Critiquant la ministre de la culture, Marina Foïs a déclaré, vendredi soir 12 mars dernier, au cours de la 46e cérémonie des Césars : « On a fermé les salles pour ouvrir les églises. » (Source : leparisien.fr, 13/03/2021)
Certains ont vu là une affirmation antireligieuse. Il n’est pas acceptable pour eux de mettre sur le même plan la culture et le culte, de confondre une manifestation culturelle avec une cérémonie cultuelle. C’est pourquoi ouvrir les églises leur semble plus important qu’ouvrir théâtres, cinémas et musées, ce qui justifie bien le choix gouvernemental.
Je ne suis pas de leur avis. Dans une œuvre de culture, quelle qu’elle soit, se fait une représentation de la vie, plus probante que la vie vécue elle-même, et lui donnant son sens. S’y voit et s’y lit un discours clarificateur, qui échappe à l’effilochage et au flou de l’existence ordinaire, et nous institue en vraie humanité.
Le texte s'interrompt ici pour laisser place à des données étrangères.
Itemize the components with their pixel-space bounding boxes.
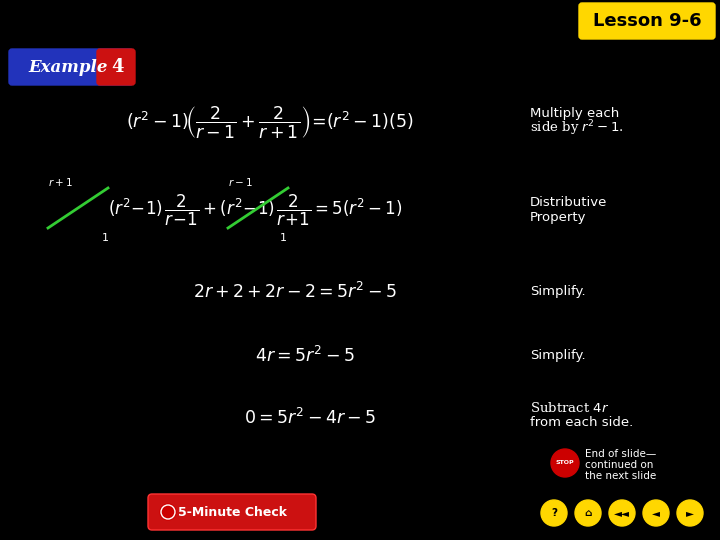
Text: side by $r^2-1$.: side by $r^2-1$. [530, 118, 624, 138]
Text: ⌂: ⌂ [585, 508, 592, 518]
Text: $0=5r^2-4r-5$: $0=5r^2-4r-5$ [244, 408, 376, 428]
FancyBboxPatch shape [9, 49, 133, 85]
Text: End of slide—: End of slide— [585, 449, 656, 459]
FancyBboxPatch shape [97, 49, 135, 85]
Text: from each side.: from each side. [530, 416, 634, 429]
Text: 4: 4 [112, 58, 125, 76]
Circle shape [643, 500, 669, 526]
Text: Property: Property [530, 212, 587, 225]
Text: $r+1$: $r+1$ [48, 176, 72, 188]
Text: Multiply each: Multiply each [530, 106, 619, 119]
Text: Lesson 9-6: Lesson 9-6 [593, 12, 701, 30]
Circle shape [575, 500, 601, 526]
Text: Subtract $4r$: Subtract $4r$ [530, 401, 609, 415]
Text: 5-Minute Check: 5-Minute Check [178, 507, 287, 519]
Text: Simplify.: Simplify. [530, 286, 585, 299]
Circle shape [551, 449, 579, 477]
Text: continued on: continued on [585, 460, 653, 470]
FancyBboxPatch shape [579, 3, 715, 39]
Text: Distributive: Distributive [530, 197, 608, 210]
Text: ►: ► [686, 508, 694, 518]
Text: $4r=5r^2-5$: $4r=5r^2-5$ [255, 346, 355, 366]
Text: the next slide: the next slide [585, 471, 656, 481]
Text: $r-1$: $r-1$ [228, 176, 252, 188]
Text: Example: Example [28, 58, 108, 76]
Text: $(r^2\!-\!1)\,\dfrac{2}{r\!-\!1}+(r^2\!-\!1)\,\dfrac{2}{r\!+\!1}=5(r^2-1)$: $(r^2\!-\!1)\,\dfrac{2}{r\!-\!1}+(r^2\!-… [108, 192, 402, 227]
Text: $1$: $1$ [101, 231, 109, 243]
Text: ◄◄: ◄◄ [614, 508, 630, 518]
FancyBboxPatch shape [148, 494, 316, 530]
Text: $(r^2-1)\!\left(\dfrac{2}{r-1}+\dfrac{2}{r+1}\right)\!=\!(r^2-1)(5)$: $(r^2-1)\!\left(\dfrac{2}{r-1}+\dfrac{2}… [126, 104, 414, 140]
Circle shape [160, 504, 176, 520]
Text: STOP: STOP [556, 461, 575, 465]
Text: ?: ? [551, 508, 557, 518]
Text: $1$: $1$ [279, 231, 287, 243]
Circle shape [677, 500, 703, 526]
Text: Simplify.: Simplify. [530, 349, 585, 362]
Circle shape [541, 500, 567, 526]
Text: $2r+2+2r-2=5r^2-5$: $2r+2+2r-2=5r^2-5$ [193, 282, 397, 302]
Circle shape [609, 500, 635, 526]
Text: ◄: ◄ [652, 508, 660, 518]
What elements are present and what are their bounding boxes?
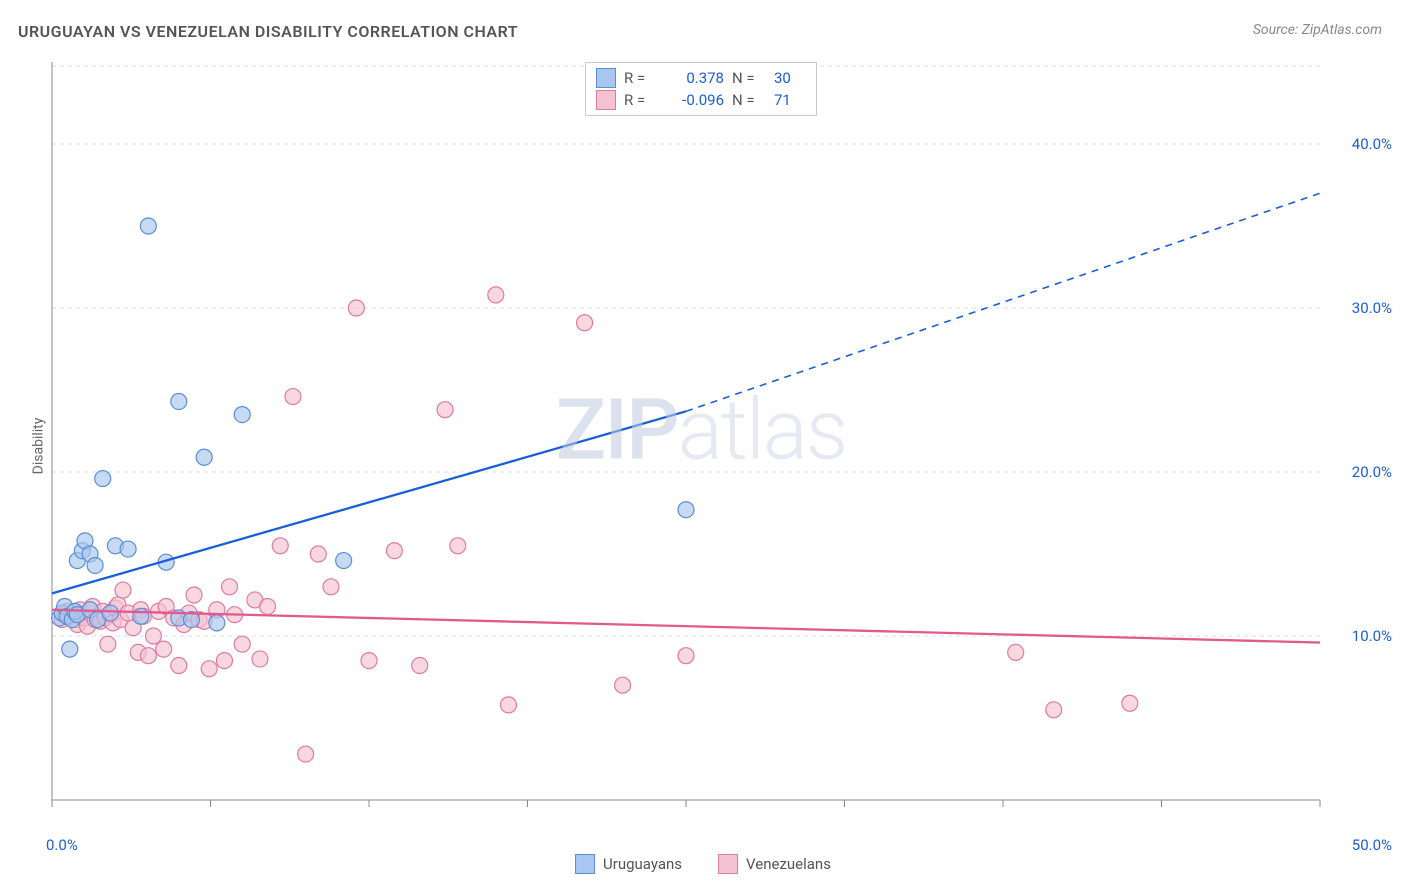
legend-r-value: 0.378 bbox=[666, 69, 724, 87]
legend-n-value: 30 bbox=[774, 69, 806, 87]
chart-plot: ZIPatlas R =0.378N =30R =-0.096N =71 bbox=[46, 56, 1356, 836]
series-legend: Uruguayans Venezuelans bbox=[575, 854, 831, 874]
legend-correlation-row: R = 0.378 N = 30 bbox=[596, 67, 806, 89]
legend-swatch bbox=[575, 854, 595, 874]
chart-title: URUGUAYAN VS VENEZUELAN DISABILITY CORRE… bbox=[18, 22, 518, 41]
y-axis-label: Disability bbox=[30, 418, 46, 475]
y-tick-label: 30.0% bbox=[1352, 299, 1392, 317]
x-tick-max: 50.0% bbox=[1352, 836, 1392, 854]
x-tick-min: 0.0% bbox=[46, 836, 78, 854]
legend-series-label: Uruguayans bbox=[603, 855, 682, 873]
legend-n-label: N = bbox=[732, 91, 766, 109]
legend-r-label: R = bbox=[624, 69, 658, 87]
legend-r-value: -0.096 bbox=[666, 91, 724, 109]
legend-correlation-row: R = -0.096 N = 71 bbox=[596, 89, 806, 111]
legend-series-item: Venezuelans bbox=[718, 854, 831, 874]
source-label: Source: ZipAtlas.com bbox=[1253, 22, 1382, 38]
correlation-legend: R = 0.378 N = 30 R = -0.096 N = 71 bbox=[585, 62, 817, 116]
legend-swatch bbox=[596, 90, 616, 110]
legend-swatch bbox=[718, 854, 738, 874]
y-tick-label: 20.0% bbox=[1352, 463, 1392, 481]
legend-series-item: Uruguayans bbox=[575, 854, 682, 874]
legend-n-label: N = bbox=[732, 69, 766, 87]
chart-svg bbox=[46, 56, 1356, 836]
legend-series-label: Venezuelans bbox=[746, 855, 831, 873]
legend-swatch bbox=[596, 68, 616, 88]
y-tick-label: 10.0% bbox=[1352, 627, 1392, 645]
y-tick-label: 40.0% bbox=[1352, 135, 1392, 153]
legend-r-label: R = bbox=[624, 91, 658, 109]
legend-n-value: 71 bbox=[774, 91, 806, 109]
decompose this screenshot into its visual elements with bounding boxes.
Les scénarios de vie qui s’y perçoivent nous guident et nous modèlent. Sans les romans, par exemple, comment pourrait-on faire sa cour à une femme ? Toutes les constructions culturelles sont des miroirs édifiants, qui comme tous les miroirs donnent une image plus nette de la réalité, et éclaircissent notre existence. La vraie vie s’y trouve, et sans eux nous restons des morts-vivants : le vampire, mort-vivant par excellence, ne se reflète dans aucun miroir.
Eh bien ! il en est de même des constructions religieuses. Les récits qu’elles véhiculent, les scénarios qu’elles explorent, les mises en scène de la vie qu’elles opèrent, ont le même but : façonner l’homme pour qu’il ressemble à l’homme. Le culte même, comme la messe en milieu chrétien, est un théâtre édificateur, qui conduit de la chute à la rédemption.
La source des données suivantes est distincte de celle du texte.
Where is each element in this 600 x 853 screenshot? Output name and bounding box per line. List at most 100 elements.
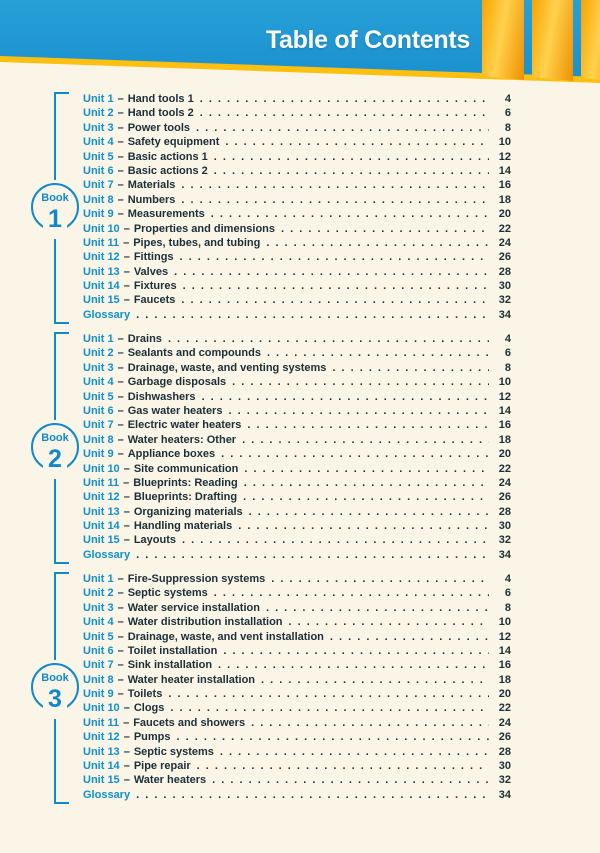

Si l’on pense que les deux domaines ne sont pas du même ordre, c’est qu’on est façonné par un catéchisme non remis en question, qui déclare sacré tel domaine, et profane tel autre. En cela on ne réfléchit ni ne parle soi-même, on répète en écho une voix venue d’en-haut, ce qui est le sens propre du mot « catéchisme ». À mon avis il faut se déprendre de ce psittacisme.
De toute façon, la raison du choix gouvernemental en période de pandémie de fermer les salles et d’ouvrir les églises est peut-être bien plus prosaïque qu’on ne croit : la quantité des lieux et leur fréquentation n’est pas comparable dans les deux cas, et les premières auraient accueilli bien plus de personnes que les secondes.